CNet shares added 34 cents to $8.74, tacking on another 4.1%, in recent late trading.

For the fourth quarter, the San Francisco-based online media firm said it earned $6.3 million, or 4 cents a share, falling from $20.7 million, or 13 cents a share, in the same period a year ago.

Excluding items like stock compensation expenses, stock options investigation costs and loss from discontinued operations, among other items, CNet earned $19.6 million, or 13 cents a share vs. $23.3 million, or 15 cents a share, a year earlier.

Analysts polled by Thomson First Call expected earnings of 12 cents a share. The consensus estimate reflects adoption of FAS123, which includes stock-based compensation.

On the top line, CNet reported $118.4 million, up from $103.7 million in the same period last year and above the average analyst expectation of $111.8 million.

Looking ahead to the first quarter, CNet expects sales between $90 million and $94 million, bracketing the average analyst outlook of $91.8 million.

CNet expects a loss between 3 cents and 6 cents a share for the first quarter.
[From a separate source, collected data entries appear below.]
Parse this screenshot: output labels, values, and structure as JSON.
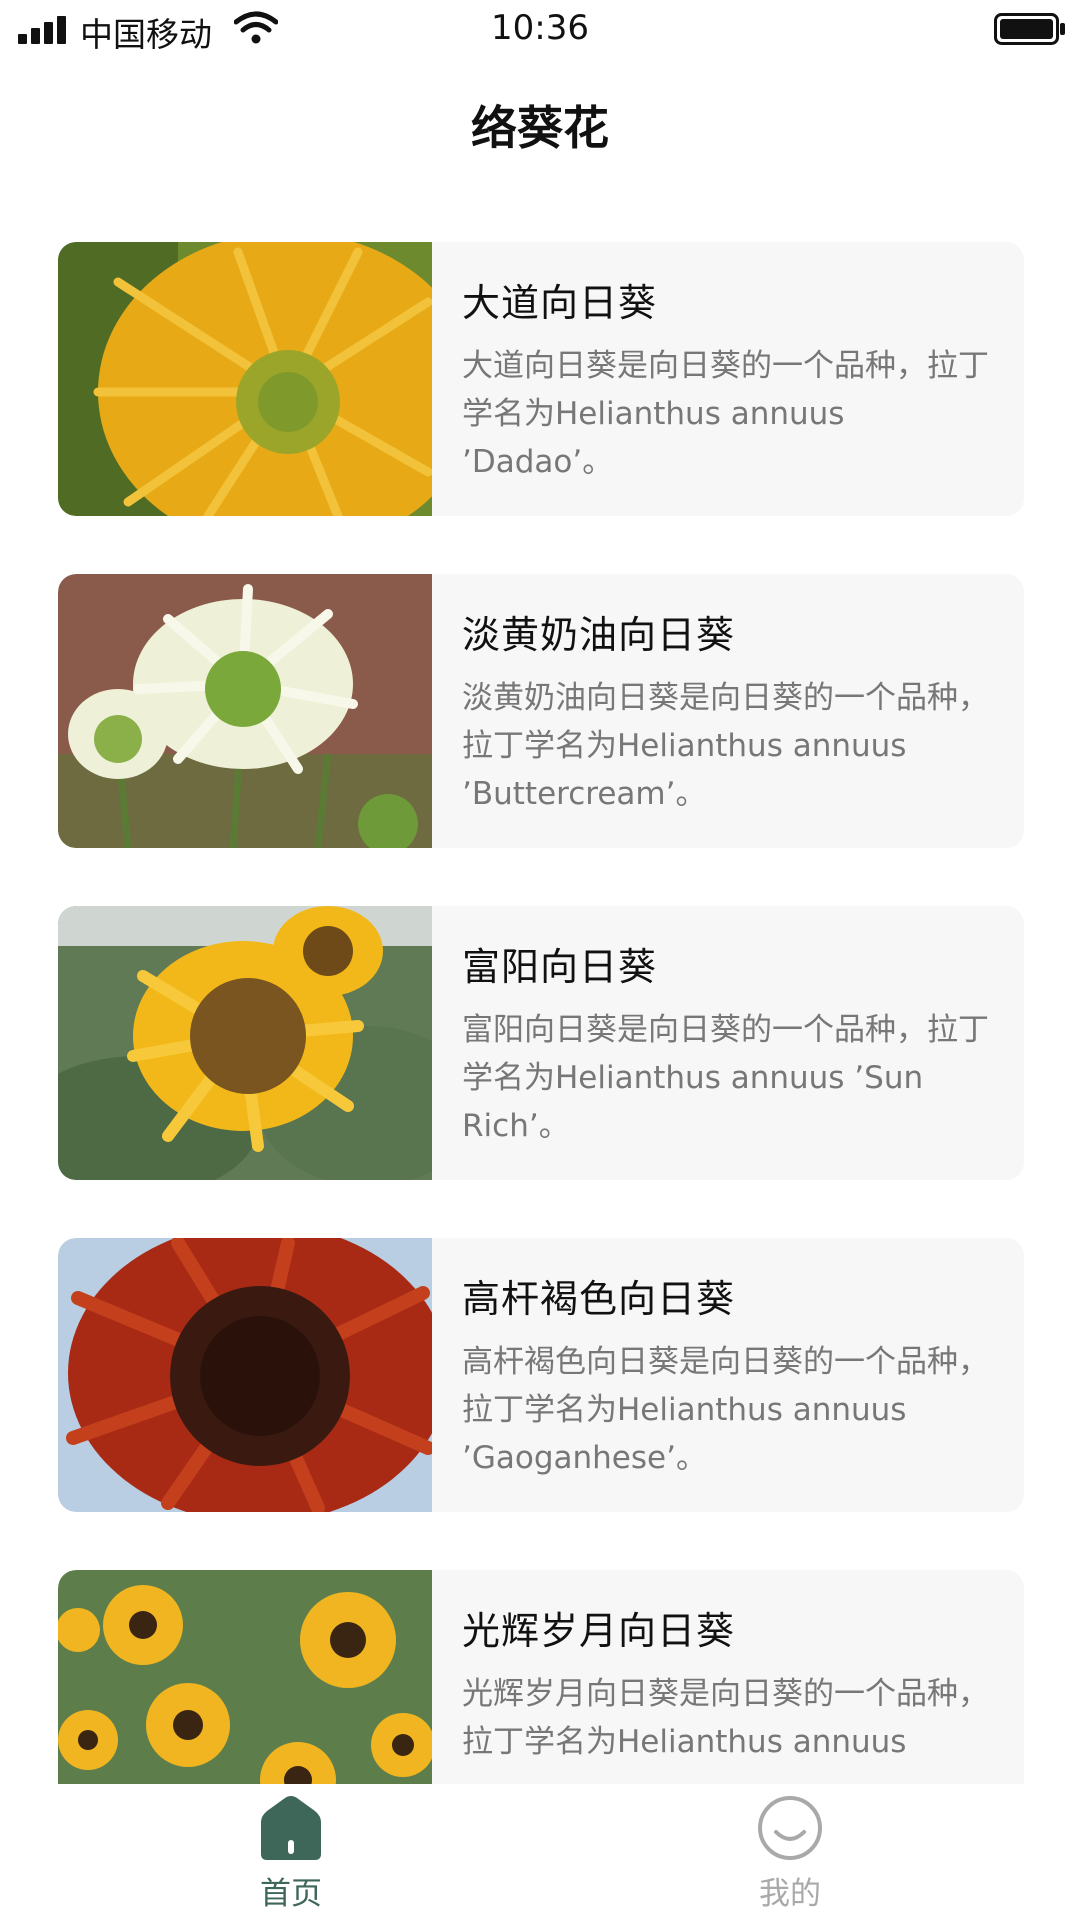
{
  "status_bar": {
    "carrier": "中国移动",
    "time": "10:36"
  },
  "page": {
    "title": "络葵花"
  },
  "theme": {
    "accent": "#3e675a",
    "inactive": "#a9a9a9",
    "card_bg": "#f7f7f7"
  },
  "list": {
    "items": [
      {
        "title": "大道向日葵",
        "desc": "大道向日葵是向日葵的一个品种，拉丁学名为Helianthus annuus ’Dadao’。",
        "image": "sunflower-closeup-yellow"
      },
      {
        "title": "淡黄奶油向日葵",
        "desc": "淡黄奶油向日葵是向日葵的一个品种，拉丁学名为Helianthus annuus ’Buttercream’。",
        "image": "sunflower-pale-cream"
      },
      {
        "title": "富阳向日葵",
        "desc": "富阳向日葵是向日葵的一个品种，拉丁学名为Helianthus annuus ’Sun Rich’。",
        "image": "sunflower-field-yellow"
      },
      {
        "title": "高杆褐色向日葵",
        "desc": "高杆褐色向日葵是向日葵的一个品种，拉丁学名为Helianthus annuus ’Gaoganhese’。",
        "image": "sunflower-red-brown"
      },
      {
        "title": "光辉岁月向日葵",
        "desc": "光辉岁月向日葵是向日葵的一个品种，拉丁学名为Helianthus annuus",
        "image": "sunflower-field-many"
      }
    ]
  },
  "tab_bar": {
    "tabs": [
      {
        "label": "首页",
        "icon": "home-icon",
        "active": true
      },
      {
        "label": "我的",
        "icon": "smile-face-icon",
        "active": false
      }
    ]
  }
}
Without compensation expenses, it forecast a loss of 2 cents a share to break-even.

The average analyst forecast is for a loss of 3 cents a share.

For the full year, CNet sees revenue between $425 million and $445 million. Analysts had pegged the company to hit the low end of that range with sales of $426.5 million.
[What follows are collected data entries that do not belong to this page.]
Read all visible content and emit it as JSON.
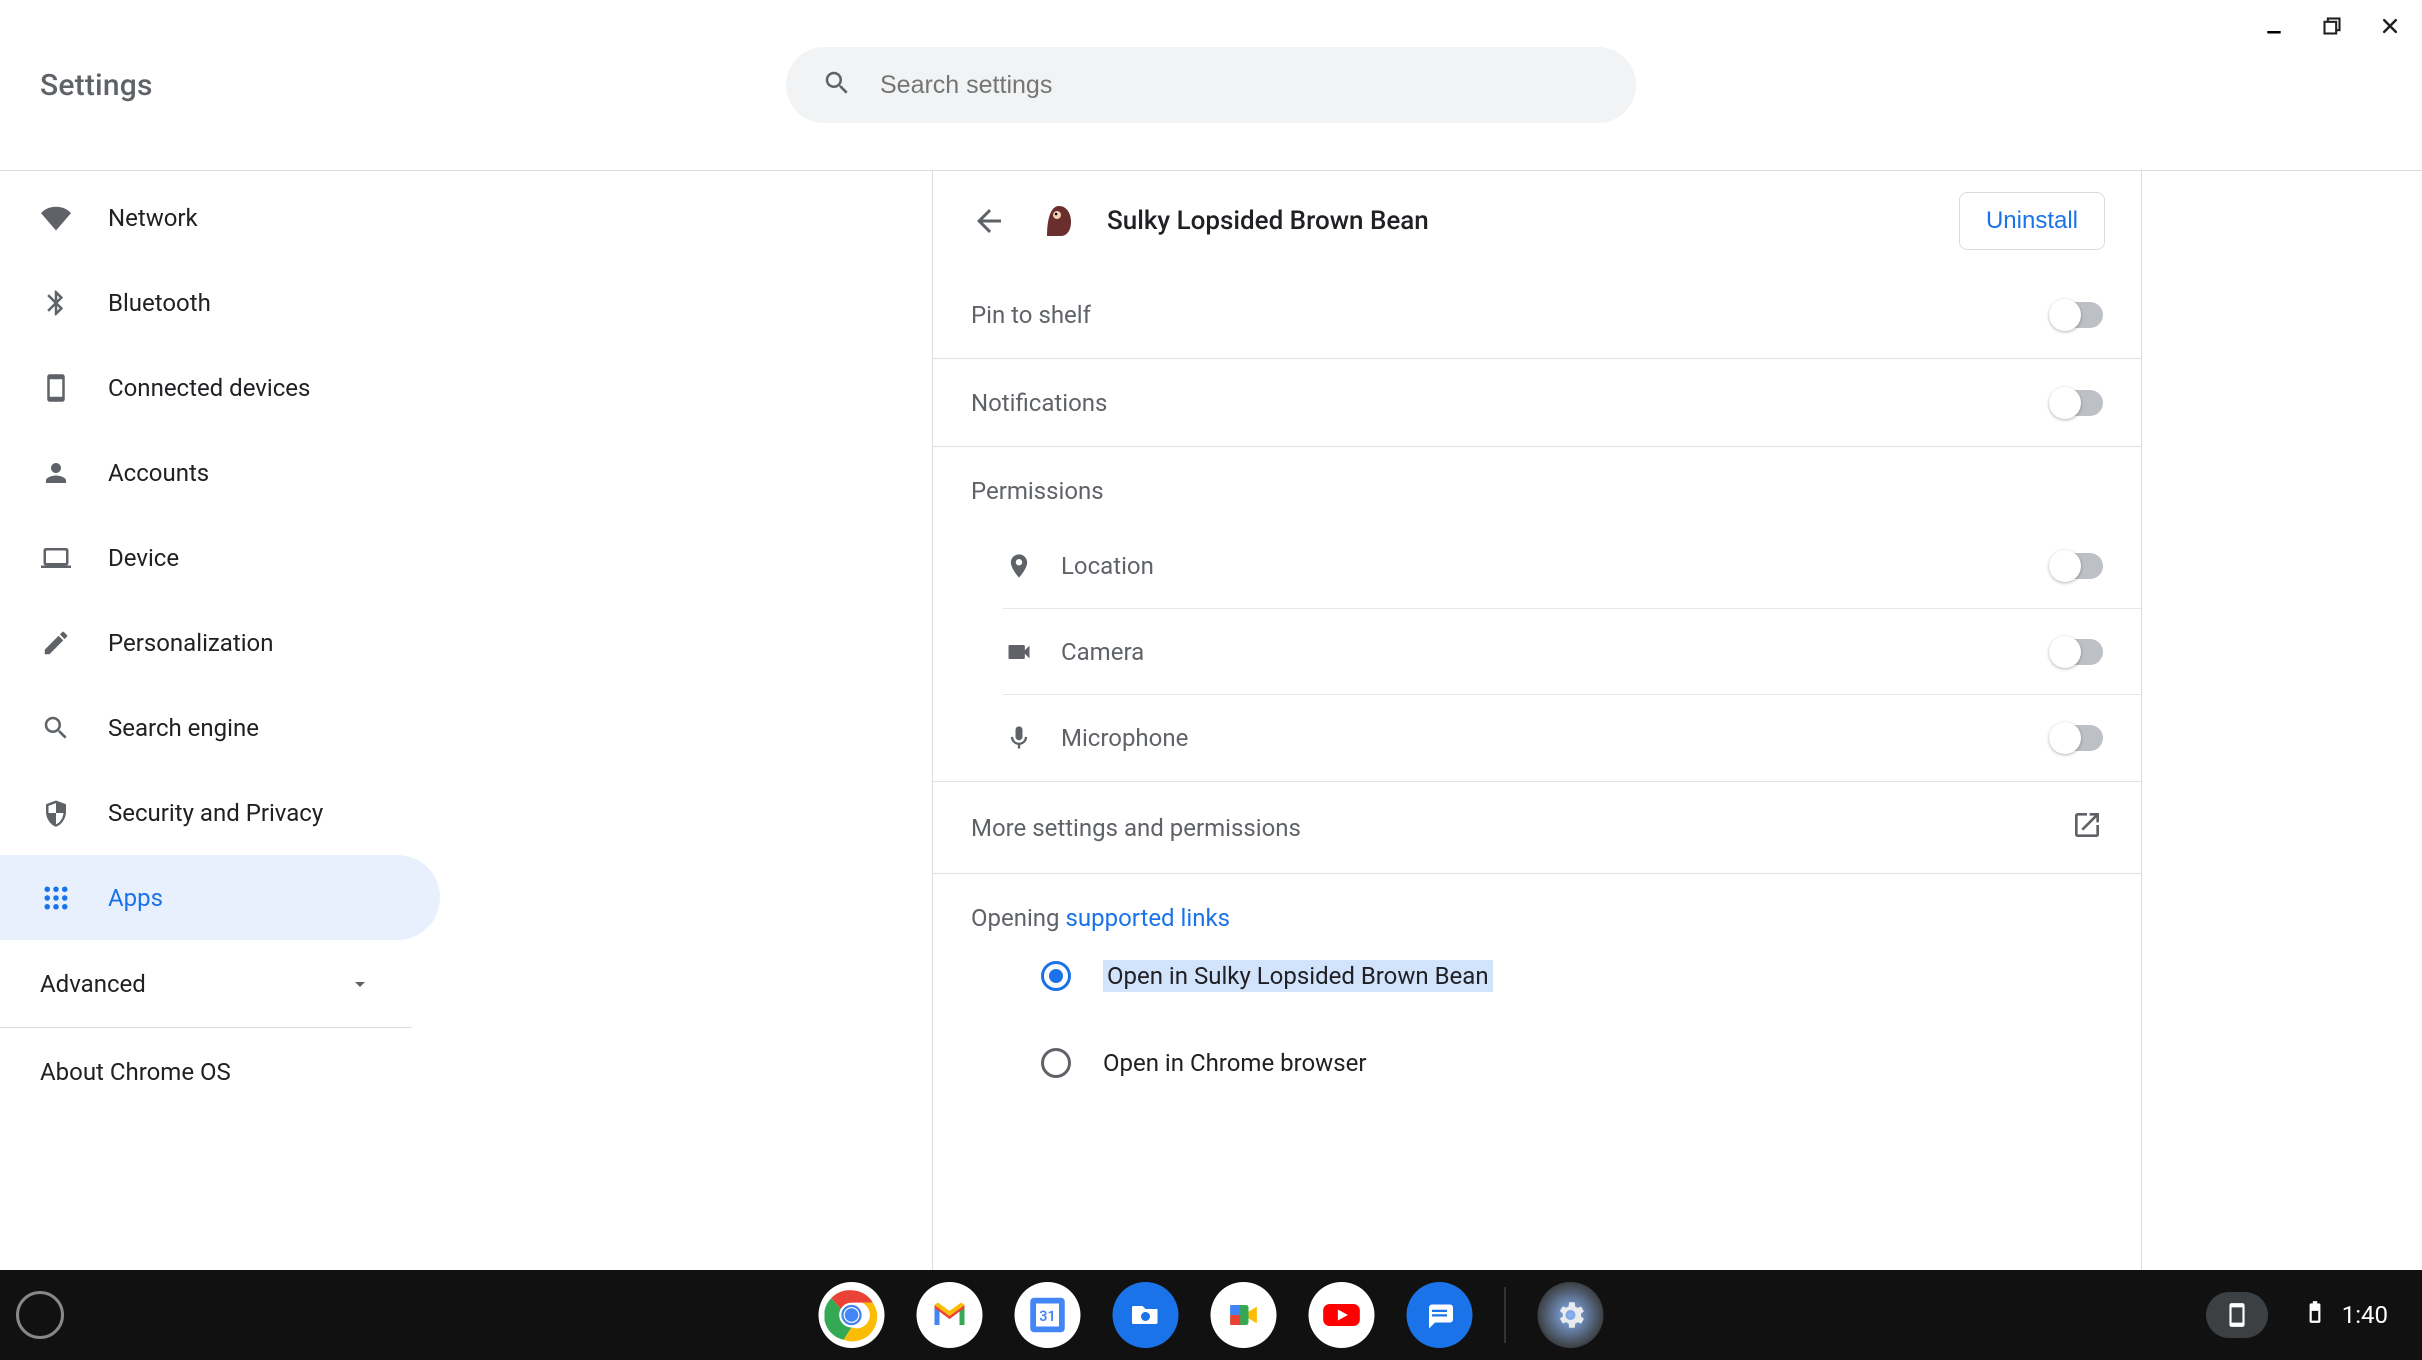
{
  "header": {
    "title": "Settings"
  },
  "search": {
    "placeholder": "Search settings"
  },
  "sidebar": {
    "items": [
      {
        "label": "Network"
      },
      {
        "label": "Bluetooth"
      },
      {
        "label": "Connected devices"
      },
      {
        "label": "Accounts"
      },
      {
        "label": "Device"
      },
      {
        "label": "Personalization"
      },
      {
        "label": "Search engine"
      },
      {
        "label": "Security and Privacy"
      },
      {
        "label": "Apps"
      }
    ],
    "advanced": "Advanced",
    "about": "About Chrome OS"
  },
  "app": {
    "name": "Sulky Lopsided Brown Bean",
    "uninstall": "Uninstall"
  },
  "settings": {
    "pin": "Pin to shelf",
    "notifications": "Notifications",
    "permissions_header": "Permissions",
    "permissions": {
      "location": "Location",
      "camera": "Camera",
      "microphone": "Microphone"
    },
    "more": "More settings and permissions",
    "opening_prefix": "Opening ",
    "opening_link": "supported links",
    "radio1": "Open in Sulky Lopsided Brown Bean",
    "radio2": "Open in Chrome browser"
  },
  "shelf": {
    "calendar_day": "31",
    "time": "1:40"
  }
}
EPS for 2007 should range from 12 cents to 22 cents a share including stock compensation expenses, and be between 27 cents and 37 cents a share without it.

The consensus had expected the company to earn 20 cents a share in 2007.
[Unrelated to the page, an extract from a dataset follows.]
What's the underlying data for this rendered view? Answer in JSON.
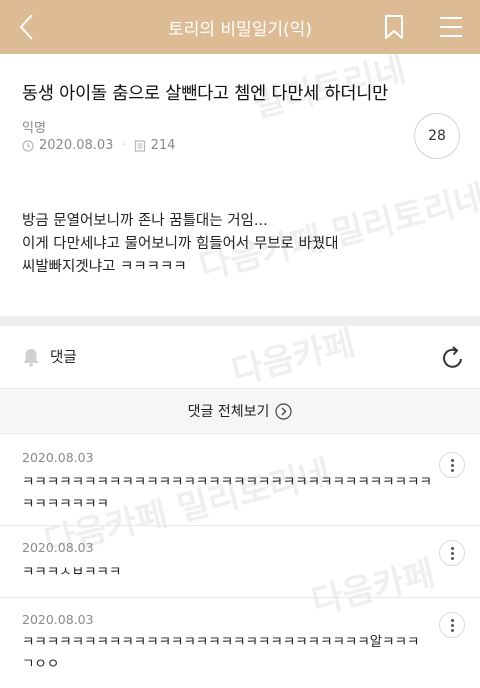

Separately, the company said it has concluded its stock options backdating investigation.

CNet said in a filing with the Securities and Exchange Commission that it has "corrected the measurement date for approximately 40.8 million options out of a total of 73.8 million options granted from July 1996 through December 2005, with substantially all these corrections relating to options granted prior to Dec. 31, 2003."

CNet has restated its historical financial statements to reflect the results of its options investigations investigation, recording noncash, stock compensation charges of $105.7 million associated with soptions grants made from 1996 through 2005.

"In addition to measurement date corrections, management also identified instances where we incorrectly accounted for certain option grants that were modified after the grant date," CNET said.

Previously, the company said that "a number of executives of the company, including the former CFO and the recently resigned CEO, General Counsel, and Senior Vice President of Human Resources, bear varying degrees of responsibility for the deficiencies in the process by which options were granted."

"The Special Committee did not conclude that any current employees or recently resigned employees of the Company engaged in intentional wrongdoing," CNET said.